Many of us want to play a little game with this most serious matter. “What I’m doing has no relation to what I believe.” “I’m going to do this little thing, but I still believe in the Lord.” And this one: “This has nothing to do with God; I’m the culprit here. Blame it on me.”
But we’re not allowed the luxury of separating ourselves from Him. As our Savior and Father, He has put His name on us, which is another way of saying He stakes His reputation on how we live.
Bible students remember the Lord Jesus coming down from the Mount of Transfiguration with His three closest apostles and finding the other nine in trouble. A man had brought his ill son to the disciples waiting at the foot of the mountain and asked them to heal him. When they were unable, he not only lost confidence in them, but also in the Lord. We hear him saying to Jesus, “If you can do anything, help him.” Jesus answers, “The ‘if’ is on you, not me. If you can believe, all things are possible.” (Mark 9)

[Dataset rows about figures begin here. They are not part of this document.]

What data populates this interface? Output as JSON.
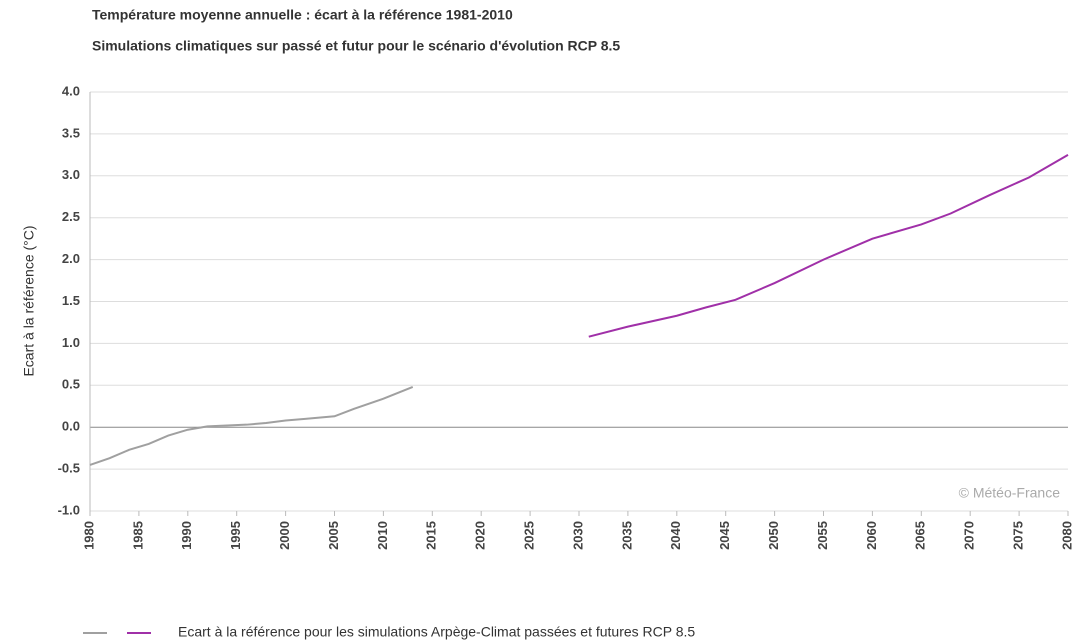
{
  "chart_data": {
    "type": "line",
    "title": "Température moyenne annuelle : écart à la référence 1981-2010",
    "subtitle": "Simulations climatiques sur passé et futur pour le scénario d'évolution RCP 8.5",
    "y_label": "Ecart à la référence (°C)",
    "annotation": "© Météo-France",
    "series": [
      {
        "name": "Ecart à la référence pour les simulations  Arpège-Climat  passées et futures  RCP 8.5",
        "color": "#a0a0a0",
        "x": [
          1980,
          1982,
          1984,
          1986,
          1988,
          1990,
          1992,
          1994,
          1996,
          1998,
          2000,
          2002,
          2005,
          2007,
          2010,
          2013
        ],
        "values": [
          -0.45,
          -0.37,
          -0.27,
          -0.2,
          -0.1,
          -0.03,
          0.01,
          0.02,
          0.03,
          0.05,
          0.08,
          0.1,
          0.13,
          0.22,
          0.34,
          0.48
        ]
      },
      {
        "color": "#a030a8",
        "x": [
          2031,
          2035,
          2040,
          2043,
          2046,
          2050,
          2055,
          2060,
          2065,
          2068,
          2072,
          2076,
          2080
        ],
        "values": [
          1.08,
          1.2,
          1.33,
          1.43,
          1.52,
          1.72,
          2.0,
          2.25,
          2.42,
          2.55,
          2.77,
          2.98,
          3.25
        ]
      }
    ],
    "xlim": [
      1980,
      2080
    ],
    "xticks": [
      1980,
      1985,
      1990,
      1995,
      2000,
      2005,
      2010,
      2015,
      2020,
      2025,
      2030,
      2035,
      2040,
      2045,
      2050,
      2055,
      2060,
      2065,
      2070,
      2075,
      2080
    ],
    "ylim": [
      -1,
      4
    ],
    "yticks": [
      {
        "value": -1,
        "label": "-1.0"
      },
      {
        "value": -0.5,
        "label": "-0.5"
      },
      {
        "value": 0,
        "label": "0.0"
      },
      {
        "value": 0.5,
        "label": "0.5"
      },
      {
        "value": 1,
        "label": "1.0"
      },
      {
        "value": 1.5,
        "label": "1.5"
      },
      {
        "value": 2,
        "label": "2.0"
      },
      {
        "value": 2.5,
        "label": "2.5"
      },
      {
        "value": 3,
        "label": "3.0"
      },
      {
        "value": 3.5,
        "label": "3.5"
      },
      {
        "value": 4,
        "label": "4.0"
      }
    ],
    "grid": true
  }
}
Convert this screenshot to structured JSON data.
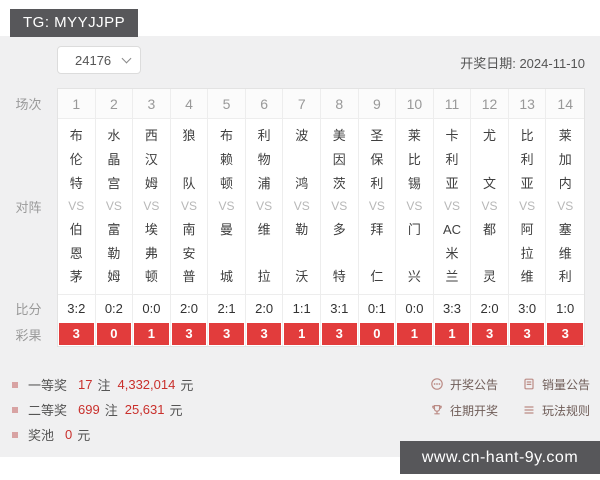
{
  "badges": {
    "tg": "TG: MYYJJPP",
    "watermark": "www.cn-hant-9y.com"
  },
  "header": {
    "issue": "24176",
    "date_label": "开奖日期:",
    "date_value": "2024-11-10"
  },
  "table": {
    "row_labels": {
      "session": "场次",
      "versus": "对阵",
      "score": "比分",
      "result": "彩果"
    },
    "vs_label": "VS",
    "matches": [
      {
        "no": "1",
        "home": [
          "布",
          "伦",
          "特"
        ],
        "away": [
          "伯",
          "恩",
          "茅"
        ],
        "score": "3:2",
        "result": "3"
      },
      {
        "no": "2",
        "home": [
          "水",
          "晶",
          "宫"
        ],
        "away": [
          "富",
          "勒",
          "姆"
        ],
        "score": "0:2",
        "result": "0"
      },
      {
        "no": "3",
        "home": [
          "西",
          "汉",
          "姆"
        ],
        "away": [
          "埃",
          "弗",
          "顿"
        ],
        "score": "0:0",
        "result": "1"
      },
      {
        "no": "4",
        "home": [
          "狼",
          "队"
        ],
        "away": [
          "南",
          "安",
          "普"
        ],
        "score": "2:0",
        "result": "3"
      },
      {
        "no": "5",
        "home": [
          "布",
          "赖",
          "顿"
        ],
        "away": [
          "曼",
          "城"
        ],
        "score": "2:1",
        "result": "3"
      },
      {
        "no": "6",
        "home": [
          "利",
          "物",
          "浦"
        ],
        "away": [
          "维",
          "拉"
        ],
        "score": "2:0",
        "result": "3"
      },
      {
        "no": "7",
        "home": [
          "波",
          "鸿"
        ],
        "away": [
          "勒",
          "沃"
        ],
        "score": "1:1",
        "result": "1"
      },
      {
        "no": "8",
        "home": [
          "美",
          "因",
          "茨"
        ],
        "away": [
          "多",
          "特"
        ],
        "score": "3:1",
        "result": "3"
      },
      {
        "no": "9",
        "home": [
          "圣",
          "保",
          "利"
        ],
        "away": [
          "拜",
          "仁"
        ],
        "score": "0:1",
        "result": "0"
      },
      {
        "no": "10",
        "home": [
          "莱",
          "比",
          "锡"
        ],
        "away": [
          "门",
          "兴"
        ],
        "score": "0:0",
        "result": "1"
      },
      {
        "no": "11",
        "home": [
          "卡",
          "利",
          "亚"
        ],
        "away": [
          "AC",
          "米",
          "兰"
        ],
        "score": "3:3",
        "result": "1"
      },
      {
        "no": "12",
        "home": [
          "尤",
          "文"
        ],
        "away": [
          "都",
          "灵"
        ],
        "score": "2:0",
        "result": "3"
      },
      {
        "no": "13",
        "home": [
          "比",
          "利",
          "亚"
        ],
        "away": [
          "阿",
          "拉",
          "维"
        ],
        "score": "3:0",
        "result": "3"
      },
      {
        "no": "14",
        "home": [
          "莱",
          "加",
          "内"
        ],
        "away": [
          "塞",
          "维",
          "利"
        ],
        "score": "1:0",
        "result": "3"
      }
    ]
  },
  "prizes": [
    {
      "label": "一等奖",
      "values": [
        {
          "num": "17",
          "suffix": "注"
        },
        {
          "num": "4,332,014",
          "suffix": "元"
        }
      ]
    },
    {
      "label": "二等奖",
      "values": [
        {
          "num": "699",
          "suffix": "注"
        },
        {
          "num": "25,631",
          "suffix": "元"
        }
      ]
    },
    {
      "label": "奖池",
      "values": [
        {
          "num": "0",
          "suffix": "元"
        }
      ]
    }
  ],
  "links": [
    {
      "label": "开奖公告",
      "icon": "announcement-icon"
    },
    {
      "label": "销量公告",
      "icon": "sales-report-icon"
    },
    {
      "label": "往期开奖",
      "icon": "trophy-icon"
    },
    {
      "label": "玩法规则",
      "icon": "rules-icon"
    }
  ],
  "colors": {
    "result_red": "#e23c3c",
    "prize_number_red": "#c9302c",
    "badge_bg": "#57575a",
    "panel_bg": "#f0f0f1"
  }
}
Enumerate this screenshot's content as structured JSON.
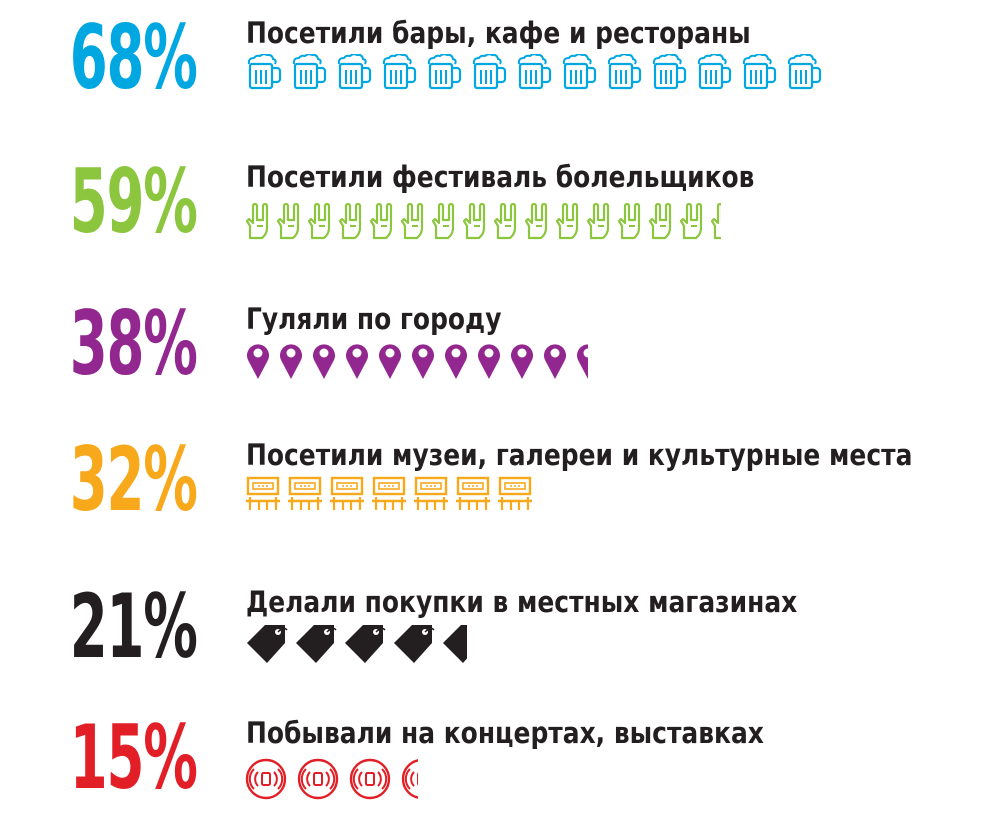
{
  "rows": [
    {
      "percent": "68%",
      "label": "Посетили бары, кафе и рестораны",
      "color": "#00a7e1",
      "icon": "beer-mug-icon",
      "icons": 13,
      "last_fill": 1.0
    },
    {
      "percent": "59%",
      "label": "Посетили фестиваль болельщиков",
      "color": "#8cc63f",
      "icon": "rock-hand-icon",
      "icons": 16,
      "last_fill": 0.4
    },
    {
      "percent": "38%",
      "label": "Гуляли по городу",
      "color": "#92278f",
      "icon": "map-pin-icon",
      "icons": 11,
      "last_fill": 0.5
    },
    {
      "percent": "32%",
      "label": "Посетили музеи, галереи и культурные места",
      "color": "#f7a81b",
      "icon": "museum-bench-icon",
      "icons": 7,
      "last_fill": 1.0
    },
    {
      "percent": "21%",
      "label": "Делали покупки в местных магазинах",
      "color": "#231f20",
      "icon": "price-tag-icon",
      "icons": 5,
      "last_fill": 0.6
    },
    {
      "percent": "15%",
      "label": "Побывали на концертах, выставках",
      "color": "#e21e26",
      "icon": "speaker-icon",
      "icons": 4,
      "last_fill": 0.4
    }
  ]
}
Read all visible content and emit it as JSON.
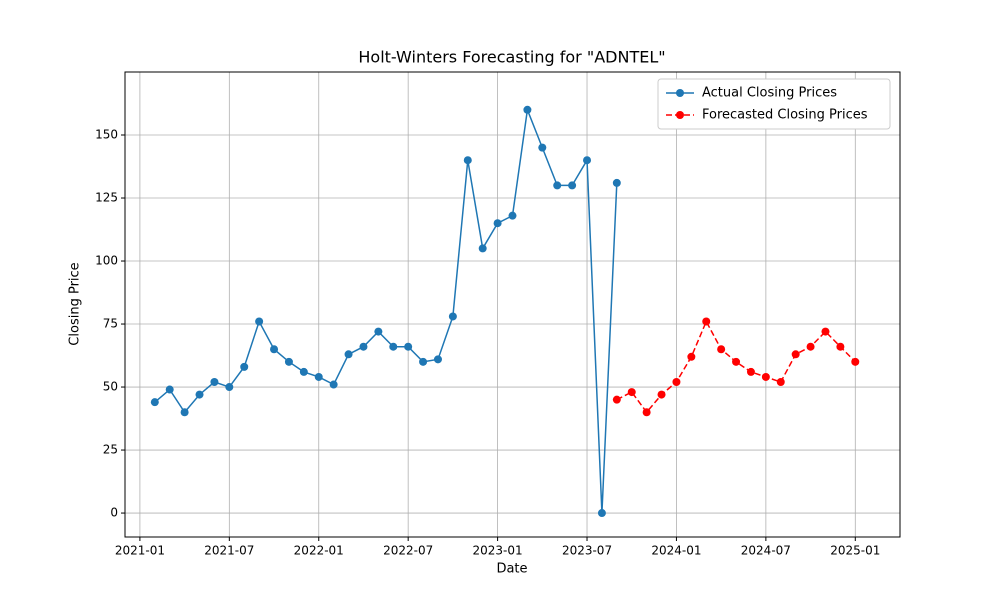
{
  "chart_data": {
    "type": "line",
    "title": "Holt-Winters Forecasting for \"ADNTEL\"",
    "x_label": "Date",
    "y_label": "Closing Price",
    "xlim": [
      "2020-12",
      "2025-04"
    ],
    "xticks": [
      "2021-01",
      "2021-07",
      "2022-01",
      "2022-07",
      "2023-01",
      "2023-07",
      "2024-01",
      "2024-07",
      "2025-01"
    ],
    "ylim": [
      -9.5,
      175
    ],
    "yticks": [
      0,
      25,
      50,
      75,
      100,
      125,
      150
    ],
    "grid": true,
    "legend": "upper-right",
    "series": [
      {
        "name": "Actual Closing Prices",
        "color": "#1f77b4",
        "linestyle": "solid",
        "x": [
          "2021-02",
          "2021-03",
          "2021-04",
          "2021-05",
          "2021-06",
          "2021-07",
          "2021-08",
          "2021-09",
          "2021-10",
          "2021-11",
          "2021-12",
          "2022-01",
          "2022-02",
          "2022-03",
          "2022-04",
          "2022-05",
          "2022-06",
          "2022-07",
          "2022-08",
          "2022-09",
          "2022-10",
          "2022-11",
          "2022-12",
          "2023-01",
          "2023-02",
          "2023-03",
          "2023-04",
          "2023-05",
          "2023-06",
          "2023-07",
          "2023-08",
          "2023-09"
        ],
        "values": [
          44,
          49,
          40,
          47,
          52,
          50,
          58,
          76,
          65,
          60,
          56,
          54,
          51,
          63,
          66,
          72,
          66,
          66,
          60,
          61,
          78,
          140,
          105,
          115,
          118,
          160,
          145,
          130,
          130,
          140,
          0,
          131
        ]
      },
      {
        "name": "Forecasted Closing Prices",
        "color": "#ff0000",
        "linestyle": "dashed",
        "x": [
          "2023-09",
          "2023-10",
          "2023-11",
          "2023-12",
          "2024-01",
          "2024-02",
          "2024-03",
          "2024-04",
          "2024-05",
          "2024-06",
          "2024-07",
          "2024-08",
          "2024-09",
          "2024-10",
          "2024-11",
          "2024-12",
          "2025-01"
        ],
        "values": [
          45,
          48,
          40,
          47,
          52,
          62,
          76,
          65,
          60,
          56,
          54,
          52,
          63,
          66,
          72,
          66,
          60
        ]
      }
    ]
  }
}
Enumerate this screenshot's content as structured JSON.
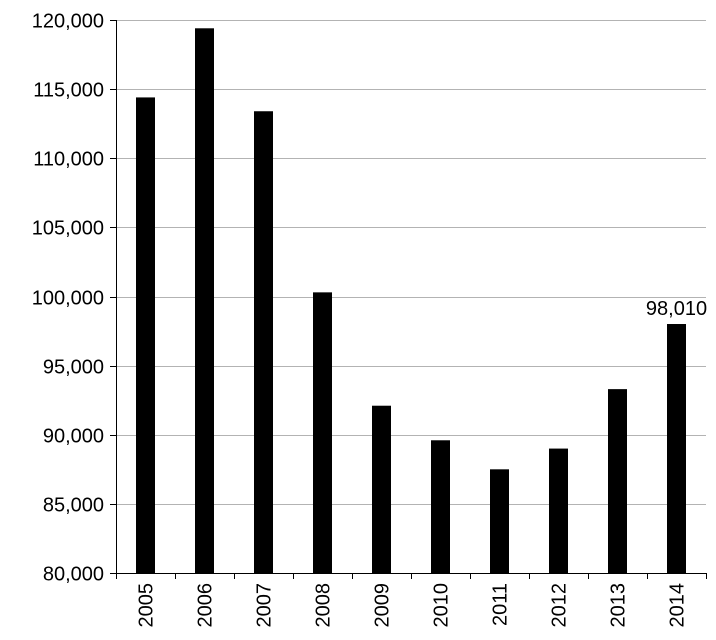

What absolutely shocks the layman who finds his preacher shading the truth–or absolutely blackening it!–regarding the numbers and statistics of the church is the reason for it. There is no good reason. Not one. All it does is point up the insecurity of the pastor and his false sense of security and accomplishment. The king is found to be wearing no clothes, to refer to an ancient parable; the preacher is found not to live by what he preaches.
“The Lord is my portion,” we read all through Scripture. God is called our inheritance and our lot. Whatever else that means, it surely is declaring that God’s people are to get their sense of identity, their sense of purpose and reward and fulfillment from Him and Him alone. Not from their accomplishments, not from their success, not numbers, not records, not awards or accolades or trophies or recognitions or public acclaim, not honorary doctorates or invitations to the biggest churches or standing ovations or any earthly reward we can come up with.
We pastors and teachers often apply Matthew 16:26 to the outside world, those who do not know the Lord and thus are making bad choices with terrible consequences. But when Jesus asked, “What does it profit a man to gain the whole world and lose his own soul?” he may well have been directing that toward His own people, preachers in particular, who in going for the acclaim of the world end up losing the heart of their Christianity, their very own soul.
It’s far too big a price to pay. And when one has the acclaim of the world, what does he have but a handful of mist.
Let the man or woman of God settle these things in their hearts early on, and decide what will be the standard of their success, the gauge of their inner fulfillment. If being numbered on anyone’s list of the greatest preachers or the biggest churches or the largest anything, if that is what rings your bell, then please find another profession, for you’re in the wrong field. You will become a problem for the church, not a help. You will become a headache for the Kingdom and a stumblingblock for those who would come to the Savior.
One question every servant of the Lord should ask himself each day of his life: “Is the pleasure of my Savior enough reward for me?”
If it isn’t, get on your knees and ask God for mercy. Don’t get up until you get your life on track.